I auto-transfer all of my Ambit data to Strava. The data stays in Movescount, too. Strava is not as powerful as other platforms like TrainingPeaks (at least the free service is not) but it’s enough for me. Plus, I like being able to see my times compared to others, and the social aspect of it.
The Garmin fēnix 5 was announced today along with the new inReach SE+ and inReach Explorer+
Perhaps it’s time to trade up that old Ambit2 of yours?
This was announced today as well!
I have a press appt with Suunto next week at Outdoor Retailer to discuss this product. I’ll report back. Fingers crossed, I’m hoping that they give me one for testing.
I pulled the trigger on a Fenix 5, finally. It has enough day to day features for training that I liked over the Suunto. Nonetheless, I wanted to use it for backpacking, so I have some info to report for this thread:
We just did 5 days in the Wind River range. The first day I used Ultratrac, which was a battery sipper but off by almost 50% on mileage (over estimate). The more you stop and the slower you are, the worse the error is… not great for backpacking. The error builds up that way because it reacquires satellites for every saved data point, so you get a large (100ft) random error for each ping. Used about 7% of the battery for that day. The rest of the days, I used the normal mode GPS mode, without GLONASS, and it was far more accurate (within .1s of a mile, might have been map error) which ate about 12%-15% battery/day, logging 5-8 hours a day.
I did also have our route saved, so a few times I was able to pull it up momentarily and verify our direction. Definitely higher resolution than a map. I carry a decent camera too, so I could have left a smart phone in the car for this trip.
Overall, ultratrac was most disappointing.

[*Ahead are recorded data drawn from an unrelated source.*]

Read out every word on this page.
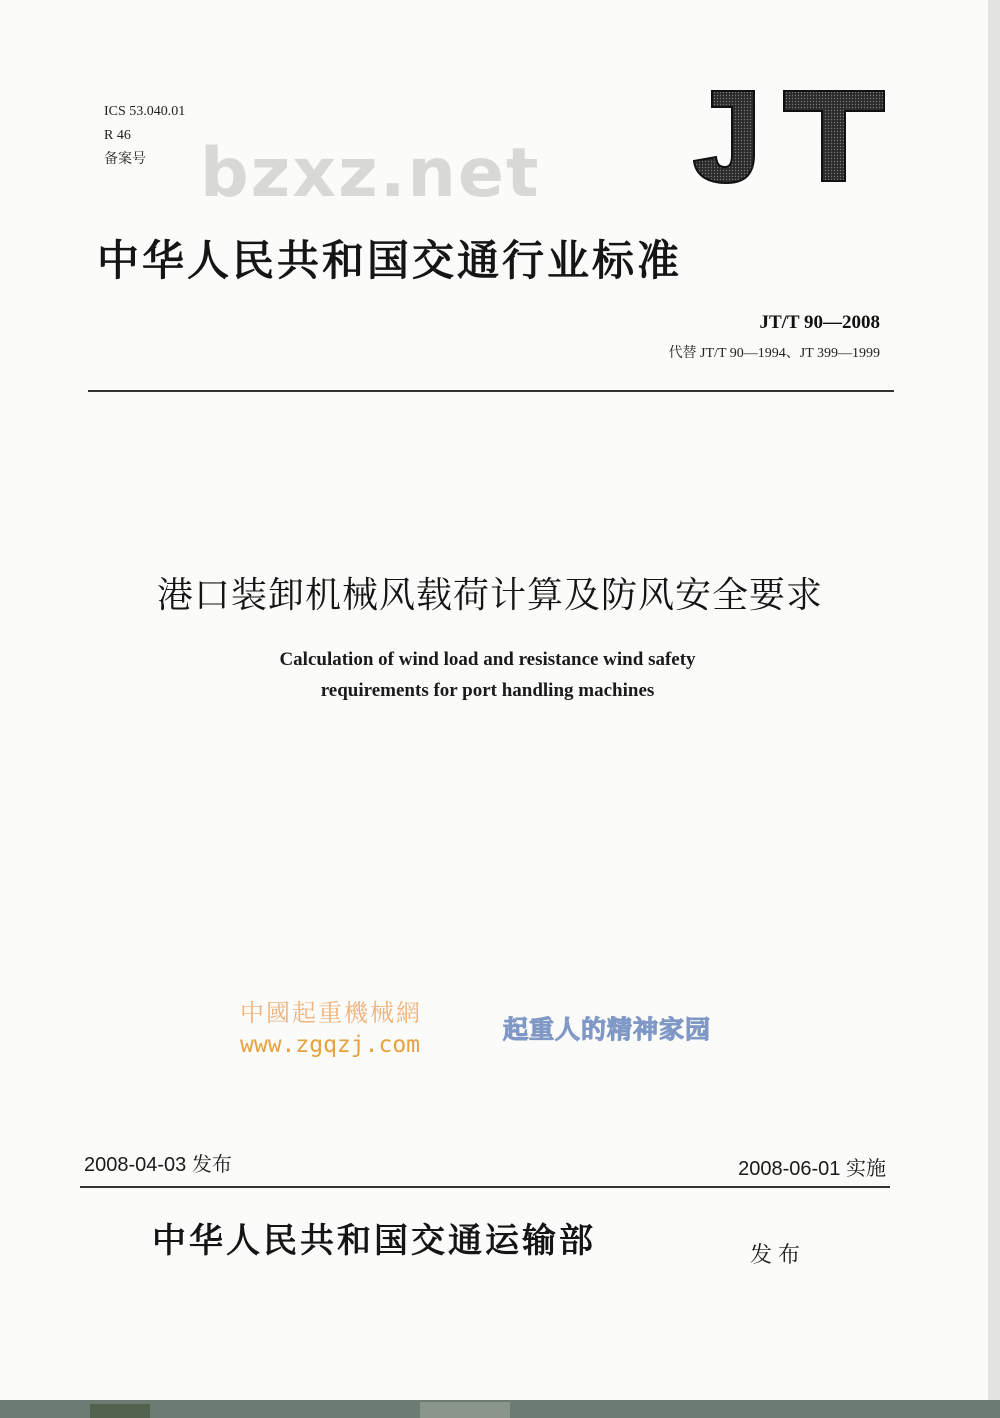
ICS 53.040.01
R 46
备案号 bzxz.net
中华人民共和国交通行业标准
JT/T 90—2008
代替 JT/T 90—1994、JT 399—1999
港口装卸机械风载荷计算及防风安全要求
Calculation of wind load and resistance wind safety
requirements for port handling machines
中國起重機械網
www.zgqzj.com
起重人的精神家园
2008-04-03 发布	2008-06-01 实施
中华人民共和国交通运输部	发布
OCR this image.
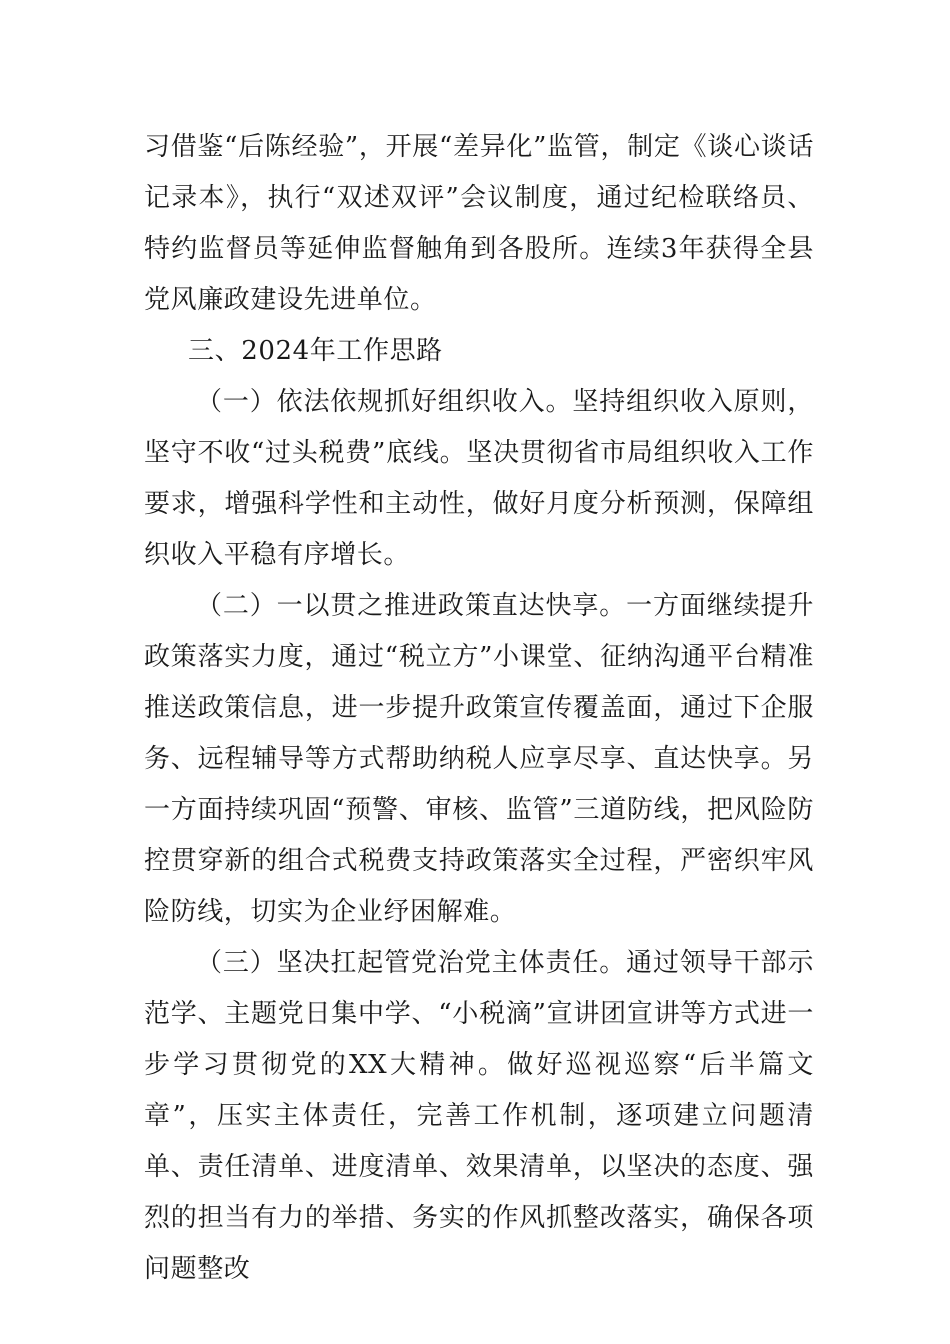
习借鉴“后陈经验”，开展“差异化”监管，制定《谈心谈话记录本》，执行“双述双评”会议制度，通过纪检联络员、特约监督员等延伸监督触角到各股所。连续3年获得全县党风廉政建设先进单位。

三、2024年工作思路

（一）依法依规抓好组织收入。坚持组织收入原则，坚守不收“过头税费”底线。坚决贯彻省市局组织收入工作要求，增强科学性和主动性，做好月度分析预测，保障组织收入平稳有序增长。

（二）一以贯之推进政策直达快享。一方面继续提升政策落实力度，通过“税立方”小课堂、征纳沟通平台精准推送政策信息，进一步提升政策宣传覆盖面，通过下企服务、远程辅导等方式帮助纳税人应享尽享、直达快享。另一方面持续巩固“预警、审核、监管”三道防线，把风险防控贯穿新的组合式税费支持政策落实全过程，严密织牢风险防线，切实为企业纾困解难。

（三）坚决扛起管党治党主体责任。通过领导干部示范学、主题党日集中学、“小税滴”宣讲团宣讲等方式进一步学习贯彻党的XX大精神。做好巡视巡察“后半篇文章”，压实主体责任，完善工作机制，逐项建立问题清单、责任清单、进度清单、效果清单，以坚决的态度、强烈的担当有力的举措、务实的作风抓整改落实，确保各项问题整改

Basically useless. However, the watch is pretty sweet and the battery with all the lights and functions off except GPS recording seemed to get better than the 24 hr stated life, and it can be powered off during the evenings as well as recharged on the trail.
Thanks for sharing your experience.
That new Suunto watch looks very nice though not cheap. The ability to use the wrist HR monitor in everyday activities and add a chest HR monitor when better accuracy is needed will be nice. I wonder if the battery is as good as the Ambit 3.
I have also found that my Ambit2 is replacing my Core. However, I have found the vertical gain and loss (especially while ski touring) to be often inaccurate. I’ve compared it to my partners watches as well as the value determined from the GPX file on a mapping program. It seems the vertical gain and loss is commonly overestimated by 10-20%.
I’ve tried a number of different settings but haven’t found anything that fixes it.
Have you experienced anything similar?
Mine is consistent, which in some respects is just as important as accurate.
When I upload my data to Strava, I usually get a bit more mileage and vert than for which the watch gave me credit.
Do you have the Ambit2 (Peak) or the Run or Sport? The latter two watches have GPS-based altitude, which is less reliable.
Thanks for the reply. I have the Ambit2 with barometer. I’ve tried it with the FuseAlti feature on and off and it doesn’t seem to help.
For ski touring the ascent/descent is the most important measure of the day so I’m bummed that it seems off. I’ll keep playing with the settings and see what I can figure out.
As an “old fart” I don’t feel the benefits of the gps watches really match my needs. I find most of my navigation requirements are met with a phone that I am likely to be carrying anyway and it has a nice 5.5″ screen, the Avenza app and Geo-pdf maps although I always have a paper map and a compass in the pack.
I still have a Suunto Vector (precursor to the Core) which I bought in 2004 so 13 year old. I buy it a new battery every Christmas and apart from a new strap it still going strong.